Photo credit: Anna GruzdevaPhoto credit: Anna Gruzdeva

Before the 1917 Russian Revolution, there were no villages here, as the Tofa were nomads that moved around the taiga in small groups and engaged in reindeer breeding and hunting. In Soviet times, they were forced to settle down and give up their reindeer (they were nationalized), shamans, chums (traditional dwellings made from deer skins) and their language. As they stand in line at the shop, you can distinguish them from fellow villagers of Russian origin only by their face type and complexion – otherwise they lead the same lives. However, some Tofa are trying to hold onto past traditions.

 

Reindeer breeders
Photo credit: Anna GruzdevaPhoto credit: Anna Gruzdeva
Accompanied by my guide Uncle Slava and a few reindeer, we head to a small lake in the taiga outside Verkhnyaya Gutara. It is not easy to sit up straight on an old wooden saddle, as the deer's hooves sink into the taiga moss, making their gait a bit springy, so you need to keep balancing yourself in order not to fall. Uncle Slava and his older brother Valery have the largest herd of deer in the village – about 40 animals. They have their own pasture in the taiga.

"We breed reindeer because what other choice do we have?" says Valery, who supports his wife and child with nothing but his pension. It seems that he and his brother have an intuitive inclination towards reindeer breeding, which perhaps they inherited from their ancestors. We don't say anything else, as the two men are used to keeping silent in the taiga. The reindeer graze on the moss, which is turning yellow as the fall draws near. It is very quiet in the woods.

 

A Tofalar ‘dacha’
Photo credit: Anna GruzdevaPhoto credit: Anna Gruzdeva
"I have always dreamed of living in the taiga,” recalls Lidia Rechkina. “It's not a whim. Rather, it’s the call of my ancestors. Our parents and grandparents spent all their lives in the taiga, and I remember how my mom and I would travel around the taiga from one herd to another when I was a kid. I really enjoyed such a life. Later, in Soviet times, we were sent to orphanages, to residential schools... Tofalars were scattered and they lost sight of their past, forgetting who they are and where they come from. I always had something to hold on to. In my dreams, I saw the taiga, my mom and her reindeer."

Photo credit: Anna GruzdevaPhoto credit: Anna Gruzdeva

Rechkina is sitting at a small wooden table with simple treats: A salted grayling, fresh baked bread and potatoes. Her father was Russian and her mother a Tofalar. She lives in Verkhnyaya Gutara, but spends the summer in the taiga, where her family has a plot of land with a house, a sauna, a chum (used as a summer kitchen), and even a tree stand, which becomes a shelter for hunters.

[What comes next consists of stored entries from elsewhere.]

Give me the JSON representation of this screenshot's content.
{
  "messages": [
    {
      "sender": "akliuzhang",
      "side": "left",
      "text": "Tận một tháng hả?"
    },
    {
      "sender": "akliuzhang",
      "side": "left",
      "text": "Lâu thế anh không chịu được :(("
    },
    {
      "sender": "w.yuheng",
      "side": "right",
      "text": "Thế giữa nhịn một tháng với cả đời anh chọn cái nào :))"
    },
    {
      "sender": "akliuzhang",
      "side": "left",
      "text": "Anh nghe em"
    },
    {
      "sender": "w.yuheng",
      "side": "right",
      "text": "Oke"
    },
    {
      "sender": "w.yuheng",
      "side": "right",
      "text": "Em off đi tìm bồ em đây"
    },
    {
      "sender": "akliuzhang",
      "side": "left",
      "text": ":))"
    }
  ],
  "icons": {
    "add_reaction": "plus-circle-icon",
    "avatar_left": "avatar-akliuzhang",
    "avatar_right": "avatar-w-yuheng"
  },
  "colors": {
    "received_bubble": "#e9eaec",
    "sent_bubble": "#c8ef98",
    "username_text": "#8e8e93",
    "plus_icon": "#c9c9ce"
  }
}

Her husband Alexander also spends summers here. Originally from Moscow, he moved to Siberia almost 40 years ago.

"Tofalars must keep on living in the wild, there is no other way for us to survive," says Rechkina. "In Soviet times, the Tofalar language was prohibited, and Communist activists would eavesdrop on us, lurking under our windows. Our grandparents would go to the taiga, tend to their reindeer and speak only Tofalar there. It was only in the mountains that they felt normal. I am convinced that reindeer are key to keeping the Tofa people alive. If the deer go, we go."